Crypto hacking remains a serious problem

Written by Kapronasia || February 20 2024

With the crypto bear market receding and the possible return to a bull market, it is interesting to note that the amount stolen from crypto exchanges fell in 2023. However, the overall number of digital asset hacks still grew. Maybe it was the belief that the bear market would endure that partially deterred the cybercriminals? Probably not. As it turns out, the main reason that less crypto was stolen last year was that digital asset platforms are becoming more sophisticated in their security and responses to attacks, and are working more successfully with law enforcement than in the past.

Data from blockchain research firm Chainalysis show that in 2023, funds stolen fell by roughly 54.3% to $1.7 billion – though the total number of individual hacking incidents still grew from 219 in 2022 to 231 in 2023. Given that 2022 was the largest year ever for crypto theft with $3.7 billion stolen, it would appear that there are reasons for optimism about the situation.

Hacks of DeFi protocols were largely responsible for the surge in pilfered digital assets that occurred in 2021 and 2022. Cybercriminals stole more than $3.1 billion in DeFi hacks in 2022, but just $1.1 billion from DeFi protocols in 2023. Chainalysis found that the DeFi vulnerabilities hackers exploited in 2021-22 may have derived from protocol operators focusing too much on growth (can you imagine that?) and insufficiently on the implementation and maintenance of strong security systems. Specifically, there are vulnerabilities linked to insufficient auditing of smart contract design and private keys being compromised. 

Meanwhile, the world’s most notorious crypto hacking state, North Korea, committed more hacking crimes than ever in 2023 – a 20 – but stole less (US$1 billion) than its all-time high of US$1.7 billion in 2022. Chainalysis’s data show that North Korea-linked hackers stole about US$428.8 million from DeFi platforms in 2023, US$330 million from exchanges, US$150 million from targeted centralized services and US$127 million from wallet providers.

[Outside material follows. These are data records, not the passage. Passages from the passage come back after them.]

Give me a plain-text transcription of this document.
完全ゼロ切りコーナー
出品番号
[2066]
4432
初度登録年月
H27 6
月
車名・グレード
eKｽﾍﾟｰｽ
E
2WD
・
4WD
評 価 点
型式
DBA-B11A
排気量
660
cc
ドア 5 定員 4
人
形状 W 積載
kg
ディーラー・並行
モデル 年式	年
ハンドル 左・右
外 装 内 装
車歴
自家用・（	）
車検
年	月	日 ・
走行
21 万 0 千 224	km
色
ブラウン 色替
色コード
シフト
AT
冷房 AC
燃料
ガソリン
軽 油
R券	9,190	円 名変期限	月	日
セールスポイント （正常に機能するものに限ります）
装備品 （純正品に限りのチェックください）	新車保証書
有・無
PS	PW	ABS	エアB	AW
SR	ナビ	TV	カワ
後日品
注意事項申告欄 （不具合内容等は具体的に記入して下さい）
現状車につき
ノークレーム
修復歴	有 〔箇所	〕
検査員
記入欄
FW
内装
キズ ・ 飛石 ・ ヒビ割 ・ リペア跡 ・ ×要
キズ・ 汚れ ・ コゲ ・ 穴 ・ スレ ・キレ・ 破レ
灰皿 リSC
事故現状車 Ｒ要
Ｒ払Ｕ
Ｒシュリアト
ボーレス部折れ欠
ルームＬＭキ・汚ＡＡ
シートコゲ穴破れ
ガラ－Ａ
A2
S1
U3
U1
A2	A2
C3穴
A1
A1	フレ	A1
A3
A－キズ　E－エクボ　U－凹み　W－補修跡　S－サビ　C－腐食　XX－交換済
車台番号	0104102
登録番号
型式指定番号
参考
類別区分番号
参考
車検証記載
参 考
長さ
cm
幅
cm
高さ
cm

We expect that Pyongyang will redouble its efforts to pilfer crypto this year given high tensions with both South Korea and the United States. North Korea is believed to use stolen crypto to fund its secretive and illicit nuclear weapons program, as well as its conventional weapons. While some analysts have speculated that the DPRK’s unusually belligerent rhetoric of late signals its intention to spark a confrontation with the South or U.S., we reckon the regime is feeling the pinch of harsh sanctions and its own governance problems – and is keen to extract concessions from its adversaries with tough talk and posturing.